Diversidade do financiamento: bônus de 3 mil euros se o orçamento do programa provir de ao menos duas fontes. Isso vale para canais franceses, coletividades territoriais francesas ou europeias, ministérios, fundações e associações de utilidade pública franceses, ou instituições europeias.

Essas duas bonificações visam estimular os produtores a buscarem diversificar suas fontes de financiamento, tratando-se de bônus de ordem econômica. As próximas bonificações incidem sobre características de ordem mais artística.

Montagem: a bonificação é calculada com base no tempo de trabalho do montador-chefe. Para um documentário de 52 minutos, caso o tempo de trabalho seja de 25 a 35 dias, bônus de 3 mil euros; caso o tempo de trabalho seja superior a 35 dias, bônus de 6 mil euros.

Música: se o montante direcionado à música (cessão de direitos e salários) for superior a 3 mil euros por hora de programa, bônus de 3 mil euros.

Escritura e desenvolvimento: esta bonificação leva em conta os auxílios à escritura e ao desenvolvimento recebidos do CNC. Se a obra obteve um dos dois auxílios acima em valor superior a 3 mil euros, bônus de 3 mil. Se foi assinada uma coprodução com um canal difusor para um investimento de pelo menos 6 mil euros por hora de programa, bônus de 3 mil euros. Se a obra tiver obtido uma ajuda à escritura e uma ajuda ao desenvolvimento, ou duas ajudas à escritura, ou duas ajudas ao desenvolvimento, bônus de 6 mil euros.

Realizadores: Esta bonificação não tem um valor pré definido, e é acrescentada ao final do cálculo de todas as outras. Ela é baseada no número de dias de trabalho remunerados do realizador. Quanto maior o custo da produção (ADHN) mais dias de trabalho serão necessários para obter o bônus. Um ADHN de 20 mil euros exige 35 dias de trabalho; um ADHN de 100 mil euros exige 60 dias de trabalho.

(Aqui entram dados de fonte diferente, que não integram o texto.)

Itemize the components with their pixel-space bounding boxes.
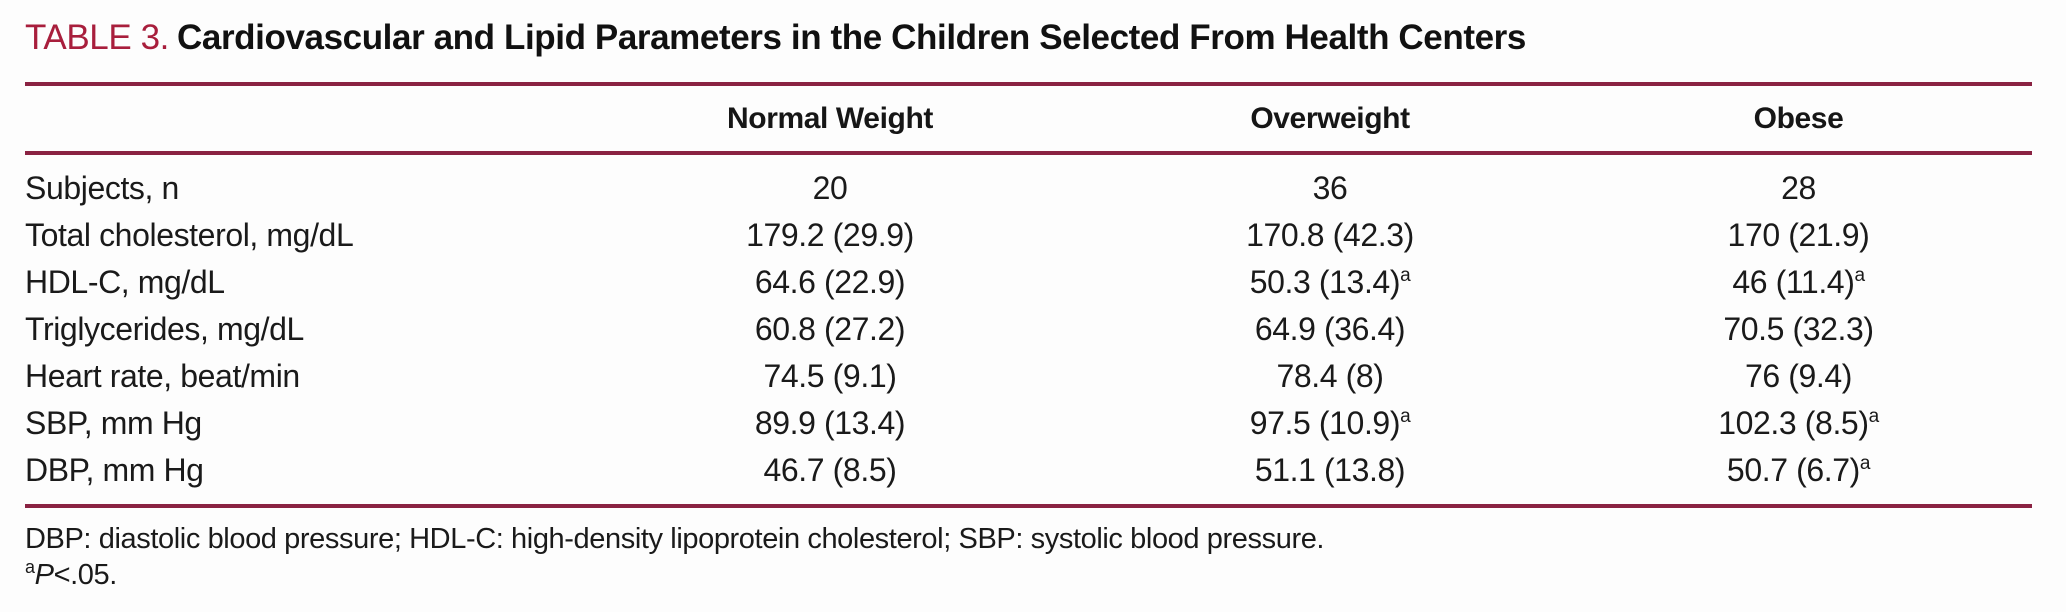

Um último ponto da Reforma aumenta os coeficientes em 20% para documentários históricos, científicos e artísticos. Para ter acesso a ela, é necessário que: o ADHN seja superior a 100 mil euros; a obra tenha obtido ao menos 3 bonificações; utilize uma quantidade significativa de elementos de recontextualização (imagens de arquivo, ou animações, por exemplo)

Segundo Anne Feillou as reformas não devem parar por aí, uma vez que produtoras mais alinhadas com os interesses da televisão buscarão questionar a reforma por não a considerarem vantajosa.